O parecer diz mais sobre o que os juízes pensam do território nacional do que sobre o próprio Tribunal Constitucional: para eles Portugal é Lisboa.

A questão vale o que vale. Esta mudança de localização não é verdadeira descentralização, que tanta falta faz ao país, mas seria já um bom sinal. De resto, não é a mudança do Tribunal Constitucional para Coimbra que vai salvar a cidade do seu declínio. Para isso não basta um Tribunal com 12 juízes e uns quantos funcionários. Seria preciso muito mais: políticas de transparência na governação camarária, de atracção do investimento, de protecção dos desfavorecidos de modo a garantir igualdade de oportunidades, de promoção da marca Coimbra dentro e fora do país, de planeamento do futuro de modo sustentável.

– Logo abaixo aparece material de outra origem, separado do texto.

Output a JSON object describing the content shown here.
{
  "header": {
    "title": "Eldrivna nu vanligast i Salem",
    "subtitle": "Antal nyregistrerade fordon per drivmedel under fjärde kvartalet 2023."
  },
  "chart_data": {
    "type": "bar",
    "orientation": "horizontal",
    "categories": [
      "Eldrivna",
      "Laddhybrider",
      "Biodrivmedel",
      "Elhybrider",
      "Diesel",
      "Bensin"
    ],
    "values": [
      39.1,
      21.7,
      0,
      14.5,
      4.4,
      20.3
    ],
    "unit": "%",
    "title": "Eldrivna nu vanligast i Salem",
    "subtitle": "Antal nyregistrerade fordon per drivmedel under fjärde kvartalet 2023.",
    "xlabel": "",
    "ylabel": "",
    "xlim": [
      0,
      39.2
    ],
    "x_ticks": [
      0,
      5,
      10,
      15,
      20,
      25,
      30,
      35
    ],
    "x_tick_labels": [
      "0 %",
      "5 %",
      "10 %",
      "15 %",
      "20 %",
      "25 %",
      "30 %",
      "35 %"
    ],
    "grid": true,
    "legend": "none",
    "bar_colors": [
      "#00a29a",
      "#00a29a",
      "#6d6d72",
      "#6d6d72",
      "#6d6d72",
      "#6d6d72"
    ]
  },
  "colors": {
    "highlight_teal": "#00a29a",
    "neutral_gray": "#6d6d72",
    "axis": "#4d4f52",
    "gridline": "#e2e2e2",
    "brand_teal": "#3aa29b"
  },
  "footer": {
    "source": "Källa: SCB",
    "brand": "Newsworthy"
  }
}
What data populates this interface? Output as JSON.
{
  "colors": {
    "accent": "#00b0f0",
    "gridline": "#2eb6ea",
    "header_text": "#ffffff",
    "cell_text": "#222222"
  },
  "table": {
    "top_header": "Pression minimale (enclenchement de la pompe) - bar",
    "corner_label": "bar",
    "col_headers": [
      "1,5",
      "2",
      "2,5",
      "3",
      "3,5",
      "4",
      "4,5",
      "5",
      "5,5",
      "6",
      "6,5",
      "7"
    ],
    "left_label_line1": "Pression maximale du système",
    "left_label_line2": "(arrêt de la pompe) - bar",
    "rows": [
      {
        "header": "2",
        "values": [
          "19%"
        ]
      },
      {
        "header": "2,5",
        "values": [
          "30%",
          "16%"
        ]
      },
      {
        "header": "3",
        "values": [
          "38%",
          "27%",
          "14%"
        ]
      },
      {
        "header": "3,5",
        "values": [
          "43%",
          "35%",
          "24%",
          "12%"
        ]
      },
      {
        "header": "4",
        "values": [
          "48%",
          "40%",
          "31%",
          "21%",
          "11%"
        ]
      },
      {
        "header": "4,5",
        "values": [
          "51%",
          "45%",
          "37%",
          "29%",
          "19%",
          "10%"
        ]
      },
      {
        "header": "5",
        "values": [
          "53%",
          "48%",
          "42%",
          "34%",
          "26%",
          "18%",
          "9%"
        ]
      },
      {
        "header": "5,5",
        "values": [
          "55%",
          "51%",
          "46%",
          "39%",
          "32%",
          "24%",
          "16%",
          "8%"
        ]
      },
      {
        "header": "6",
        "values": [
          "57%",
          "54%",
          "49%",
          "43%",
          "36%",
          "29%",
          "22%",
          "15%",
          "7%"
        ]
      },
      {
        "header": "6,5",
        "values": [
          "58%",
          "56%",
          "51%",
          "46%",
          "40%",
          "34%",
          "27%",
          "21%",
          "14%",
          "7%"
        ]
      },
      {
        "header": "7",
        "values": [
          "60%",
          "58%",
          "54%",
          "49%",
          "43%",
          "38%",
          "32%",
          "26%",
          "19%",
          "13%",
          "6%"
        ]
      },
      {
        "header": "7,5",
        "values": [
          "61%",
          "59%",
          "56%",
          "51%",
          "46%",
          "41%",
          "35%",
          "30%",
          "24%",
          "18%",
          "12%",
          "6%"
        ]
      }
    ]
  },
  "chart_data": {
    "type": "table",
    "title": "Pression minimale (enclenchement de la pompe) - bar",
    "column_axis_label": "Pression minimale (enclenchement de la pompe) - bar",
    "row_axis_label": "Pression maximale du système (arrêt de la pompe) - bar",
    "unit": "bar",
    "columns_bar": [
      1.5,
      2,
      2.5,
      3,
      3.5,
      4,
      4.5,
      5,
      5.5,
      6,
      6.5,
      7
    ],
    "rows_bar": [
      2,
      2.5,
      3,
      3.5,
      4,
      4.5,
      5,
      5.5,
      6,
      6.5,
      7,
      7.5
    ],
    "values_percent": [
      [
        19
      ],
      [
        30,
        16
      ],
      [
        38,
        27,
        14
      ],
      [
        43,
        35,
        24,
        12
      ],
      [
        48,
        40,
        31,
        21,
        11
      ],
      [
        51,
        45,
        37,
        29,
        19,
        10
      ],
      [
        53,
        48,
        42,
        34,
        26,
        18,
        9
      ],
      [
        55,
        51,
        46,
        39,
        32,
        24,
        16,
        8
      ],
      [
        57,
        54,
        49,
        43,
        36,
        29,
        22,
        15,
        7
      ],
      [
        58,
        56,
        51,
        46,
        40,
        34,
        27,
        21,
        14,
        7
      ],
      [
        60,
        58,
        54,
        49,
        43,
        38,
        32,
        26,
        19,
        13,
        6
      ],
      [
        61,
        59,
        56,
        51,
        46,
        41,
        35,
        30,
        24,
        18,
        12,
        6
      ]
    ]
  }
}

Mas parar com esta caminhada nacional no sentido da macrocefalia do país, em que Portugal é uma capital gorducha rodeada de bonita paisagem, já ajudaria a que alguma coisa mudasse.

Se as pessoas que aplicam a nossa Constituição acham que só Lisboa é que é prestígio, para quem nos devemos voltar quando quisermos lembrar que o artigo 81.º da Constituição diz, na sua alínea d), que incumbe prioritariamente ao Estado promover, entre outras coisas, a “coesão económica e social de todo o território nacional, orientando o desenvolvimento no sentido de um crescimento equilibrado de todos os sectores e regiões”? Está visto que para o Palácio Ratton não é de certeza. Talvez, um dia, nos possamos voltar para juízes que apliquem a Constituição a partir do Palácio dos Grilos, ou de outro edifício na cidade que fez nascer a ciência jurídica em Portugal. A Iniciativa Liberal de Coimbra cá estará para ajudar a que isso aconteça.